Ninth century Muslim hadith scholar

 Abū Yaʽlā Ahmad ibn ʿAli ibn al - Muthanna al - Mawṣilī ( أبو يعلى أحمد بن علي بن المثنى الموصلي) (210 AH/825 CE - 307 AH/919 CE) was a prominent Islamic scholar and traditionist known for his contributions to the collection and transmission of hadith (prophetic traditions). he is often associated with the city of Mosul (al-Mawṣil) in present day Iraq, where he was born and lived.
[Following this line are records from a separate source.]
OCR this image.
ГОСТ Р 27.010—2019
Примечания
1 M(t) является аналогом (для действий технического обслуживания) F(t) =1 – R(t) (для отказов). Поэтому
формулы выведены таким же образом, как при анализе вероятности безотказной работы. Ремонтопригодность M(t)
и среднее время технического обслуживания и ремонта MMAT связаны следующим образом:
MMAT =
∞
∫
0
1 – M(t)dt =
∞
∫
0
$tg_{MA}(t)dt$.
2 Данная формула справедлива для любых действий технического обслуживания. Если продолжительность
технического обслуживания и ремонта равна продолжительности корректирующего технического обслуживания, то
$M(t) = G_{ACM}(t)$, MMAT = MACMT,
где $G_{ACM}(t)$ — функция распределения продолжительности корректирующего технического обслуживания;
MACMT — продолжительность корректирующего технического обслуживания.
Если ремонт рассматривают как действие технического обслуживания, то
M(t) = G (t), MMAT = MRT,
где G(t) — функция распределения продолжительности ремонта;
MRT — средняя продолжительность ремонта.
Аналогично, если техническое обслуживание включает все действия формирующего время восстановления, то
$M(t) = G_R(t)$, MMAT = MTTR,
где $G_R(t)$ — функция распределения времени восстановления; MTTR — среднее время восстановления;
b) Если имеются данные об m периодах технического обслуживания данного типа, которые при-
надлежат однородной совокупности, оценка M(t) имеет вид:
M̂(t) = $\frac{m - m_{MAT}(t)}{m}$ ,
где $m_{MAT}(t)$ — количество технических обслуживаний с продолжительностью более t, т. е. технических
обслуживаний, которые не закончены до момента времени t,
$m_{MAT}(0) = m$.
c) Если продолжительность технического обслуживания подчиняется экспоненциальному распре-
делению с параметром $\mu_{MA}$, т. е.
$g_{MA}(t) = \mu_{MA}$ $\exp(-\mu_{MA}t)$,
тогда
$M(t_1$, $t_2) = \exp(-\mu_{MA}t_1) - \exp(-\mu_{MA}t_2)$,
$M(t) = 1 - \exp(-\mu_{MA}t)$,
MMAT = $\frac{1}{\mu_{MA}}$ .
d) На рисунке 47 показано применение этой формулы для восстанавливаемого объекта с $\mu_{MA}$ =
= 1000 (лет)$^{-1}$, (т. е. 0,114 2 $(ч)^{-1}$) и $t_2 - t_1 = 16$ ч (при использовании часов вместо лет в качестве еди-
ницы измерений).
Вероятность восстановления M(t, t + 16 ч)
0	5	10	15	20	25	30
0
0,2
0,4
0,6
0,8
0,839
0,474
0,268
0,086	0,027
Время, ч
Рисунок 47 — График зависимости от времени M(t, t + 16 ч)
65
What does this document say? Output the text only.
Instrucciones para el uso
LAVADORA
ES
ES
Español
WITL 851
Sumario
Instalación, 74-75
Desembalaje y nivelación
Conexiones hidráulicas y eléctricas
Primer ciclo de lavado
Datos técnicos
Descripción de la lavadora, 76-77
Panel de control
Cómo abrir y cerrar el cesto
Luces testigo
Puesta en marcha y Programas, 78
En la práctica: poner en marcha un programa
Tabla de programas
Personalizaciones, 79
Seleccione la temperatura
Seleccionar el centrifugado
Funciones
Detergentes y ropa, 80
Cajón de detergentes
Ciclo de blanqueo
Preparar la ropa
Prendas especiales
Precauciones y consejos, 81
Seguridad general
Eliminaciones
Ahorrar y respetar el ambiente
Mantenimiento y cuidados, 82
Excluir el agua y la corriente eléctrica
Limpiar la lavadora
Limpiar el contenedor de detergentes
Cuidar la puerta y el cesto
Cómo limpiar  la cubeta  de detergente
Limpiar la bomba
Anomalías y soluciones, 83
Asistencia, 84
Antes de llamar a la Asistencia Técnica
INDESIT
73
Abu Yaʽla is best known for his Musnad (collection of hadith), often referred to as Musnad Abu Yaʽla. His work follows the Musnad format, arranging hadiths by the names of the companions of the Prophet Muhammad who narrated them.
It is a valuable source for hadith scholars and serves as a complement to other Musnad works like that of Ahmad ibn Hanbal. He was considered a reliable hadith compiler, although some critics have raised questions about the authenticity of specific narrations in his Musnad. Despite this, his work remains widely referenced in the field of hadith studies.

He studied under leading scholars of his time, including Abu Bakr ibn Abi Shaybah, Ali ibn al-Madini, Yahya ibn Ma'in and others, among his prominent students were Ibn Hibban and Al-Tabarani.